- Born: 1906
- Died: 1989 (aged 82–83)
- Occupations: Journalist and Writer

= James Wakefield Burke =

American journalist (1906–1989)

James Wakefield Burke (1906–1989) was an American journalist and writer.

== Biography ==
Burke worked as a salesman and executive sales manager in Chicago until 1941. Then he became a lieutenant colonel in the US Army Air Force as a test pilot. After World War II Burke made a living as a journalist. From 1945 till 1954 he was stationed in Berlin as correspondent of the magazine Esquire. He reported from the Nuremberg trials and acted as a public relations adviser to General Lucius D. Clay. Subsequently he was Public Relations Officer for Generals Joseph T. McNarney, Clay and Frank L. Howley (then American commandant in Berlin).
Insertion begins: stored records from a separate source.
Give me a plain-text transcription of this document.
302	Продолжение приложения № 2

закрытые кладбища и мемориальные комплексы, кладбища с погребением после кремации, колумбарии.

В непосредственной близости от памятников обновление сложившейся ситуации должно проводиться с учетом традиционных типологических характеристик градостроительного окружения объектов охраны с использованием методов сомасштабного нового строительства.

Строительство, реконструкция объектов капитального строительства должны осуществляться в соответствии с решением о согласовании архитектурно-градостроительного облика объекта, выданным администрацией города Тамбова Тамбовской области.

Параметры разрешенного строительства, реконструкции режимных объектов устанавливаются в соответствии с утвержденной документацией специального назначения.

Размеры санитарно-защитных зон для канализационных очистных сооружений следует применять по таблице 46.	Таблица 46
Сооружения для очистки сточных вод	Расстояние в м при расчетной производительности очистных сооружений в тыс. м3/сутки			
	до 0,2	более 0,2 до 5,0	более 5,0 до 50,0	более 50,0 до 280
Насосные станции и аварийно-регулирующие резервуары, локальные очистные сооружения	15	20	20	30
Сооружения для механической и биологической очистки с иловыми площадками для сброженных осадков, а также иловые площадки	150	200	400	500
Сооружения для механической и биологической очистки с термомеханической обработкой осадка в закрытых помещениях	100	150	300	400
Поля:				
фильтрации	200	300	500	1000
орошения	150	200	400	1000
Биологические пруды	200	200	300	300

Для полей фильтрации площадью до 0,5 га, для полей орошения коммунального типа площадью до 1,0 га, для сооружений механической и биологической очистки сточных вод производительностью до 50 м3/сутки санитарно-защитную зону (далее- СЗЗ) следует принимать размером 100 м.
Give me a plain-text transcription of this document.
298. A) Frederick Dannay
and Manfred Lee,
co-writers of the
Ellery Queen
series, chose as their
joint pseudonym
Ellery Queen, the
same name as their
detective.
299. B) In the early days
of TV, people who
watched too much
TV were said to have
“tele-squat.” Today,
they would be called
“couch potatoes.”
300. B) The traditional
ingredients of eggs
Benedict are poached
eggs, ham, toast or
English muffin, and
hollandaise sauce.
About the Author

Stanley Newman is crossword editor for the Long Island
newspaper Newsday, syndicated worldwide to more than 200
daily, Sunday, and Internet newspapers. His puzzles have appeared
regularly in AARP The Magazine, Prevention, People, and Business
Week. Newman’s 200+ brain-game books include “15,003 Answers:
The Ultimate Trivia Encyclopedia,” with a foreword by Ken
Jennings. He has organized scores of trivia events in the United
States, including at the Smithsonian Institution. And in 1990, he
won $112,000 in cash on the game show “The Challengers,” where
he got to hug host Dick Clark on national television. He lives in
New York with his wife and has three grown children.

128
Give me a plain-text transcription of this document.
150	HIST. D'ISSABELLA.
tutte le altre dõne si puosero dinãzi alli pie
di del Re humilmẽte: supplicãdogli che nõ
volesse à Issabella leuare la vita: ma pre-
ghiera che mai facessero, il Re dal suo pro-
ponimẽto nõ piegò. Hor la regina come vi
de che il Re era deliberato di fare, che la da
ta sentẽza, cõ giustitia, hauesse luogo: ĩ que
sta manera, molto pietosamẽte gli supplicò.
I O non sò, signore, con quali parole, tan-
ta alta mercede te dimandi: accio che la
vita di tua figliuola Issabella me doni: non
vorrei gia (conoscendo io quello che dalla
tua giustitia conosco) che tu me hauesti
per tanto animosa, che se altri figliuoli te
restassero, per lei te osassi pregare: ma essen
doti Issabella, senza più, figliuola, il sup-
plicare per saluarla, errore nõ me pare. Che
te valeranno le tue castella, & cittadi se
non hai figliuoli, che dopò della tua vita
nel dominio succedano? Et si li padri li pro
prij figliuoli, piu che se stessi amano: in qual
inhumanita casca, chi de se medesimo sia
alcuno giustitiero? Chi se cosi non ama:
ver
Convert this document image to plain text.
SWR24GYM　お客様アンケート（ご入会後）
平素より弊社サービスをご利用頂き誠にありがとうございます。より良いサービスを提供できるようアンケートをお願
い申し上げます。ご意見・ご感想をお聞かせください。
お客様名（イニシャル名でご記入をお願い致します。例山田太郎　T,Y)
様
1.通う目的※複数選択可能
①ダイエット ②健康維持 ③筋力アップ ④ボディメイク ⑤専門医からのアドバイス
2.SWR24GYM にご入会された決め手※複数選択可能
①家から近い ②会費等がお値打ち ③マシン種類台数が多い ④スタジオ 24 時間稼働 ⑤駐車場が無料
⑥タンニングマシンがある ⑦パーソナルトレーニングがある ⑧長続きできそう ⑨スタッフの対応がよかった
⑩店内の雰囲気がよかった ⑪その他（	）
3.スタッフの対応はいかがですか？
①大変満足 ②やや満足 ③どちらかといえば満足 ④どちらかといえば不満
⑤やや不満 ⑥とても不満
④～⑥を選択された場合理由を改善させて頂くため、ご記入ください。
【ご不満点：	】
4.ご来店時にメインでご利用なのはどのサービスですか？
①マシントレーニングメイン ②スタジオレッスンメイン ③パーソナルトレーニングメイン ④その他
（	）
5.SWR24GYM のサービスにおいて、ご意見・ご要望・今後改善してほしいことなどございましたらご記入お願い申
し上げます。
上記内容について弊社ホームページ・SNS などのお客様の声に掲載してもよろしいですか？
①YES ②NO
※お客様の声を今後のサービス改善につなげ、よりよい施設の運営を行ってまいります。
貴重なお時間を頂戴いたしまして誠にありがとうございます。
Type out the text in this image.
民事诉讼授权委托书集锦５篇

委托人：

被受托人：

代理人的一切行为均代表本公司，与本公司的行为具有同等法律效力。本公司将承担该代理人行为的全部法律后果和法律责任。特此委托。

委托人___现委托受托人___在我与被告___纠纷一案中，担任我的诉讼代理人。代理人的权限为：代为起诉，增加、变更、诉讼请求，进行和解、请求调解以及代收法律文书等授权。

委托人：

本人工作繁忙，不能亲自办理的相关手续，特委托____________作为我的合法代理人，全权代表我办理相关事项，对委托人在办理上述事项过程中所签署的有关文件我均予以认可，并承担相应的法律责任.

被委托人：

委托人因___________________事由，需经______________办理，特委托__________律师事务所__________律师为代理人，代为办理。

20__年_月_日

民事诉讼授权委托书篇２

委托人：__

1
Burke published the book The Big Rape ("A Historical novel of the fall of Berlin") in 1951. It centers on sexual crimes committed by Soviet Soldiers in Berlin during the capture of the German capital in April and May 1945. The book has been described as both racist and misogynistic by Ingrid Schmidt-Harzbach. Klaus Martens criticized a stereotypical characterization of nations and races by Burke and insinuates a connection between the author and the CIA's Psychological Warfare Department. The German edition followed in 1952 (The Big Rape - Die große Vergewaltigung), by Amsel Publishing House. A Paperback edition in German was published in 1953 under the title Frau komm!.

Burke published a "fast paced crime novel" in 1954, Three Days pass – To Kill. A German edition titled Ami – Go Home! was translated by Dietrich Bogulinski.

Burke published a total of 26 works. The manuscript of the novel Of a Strange Woman (1955) is stored in the University of Kentucky Special Collections.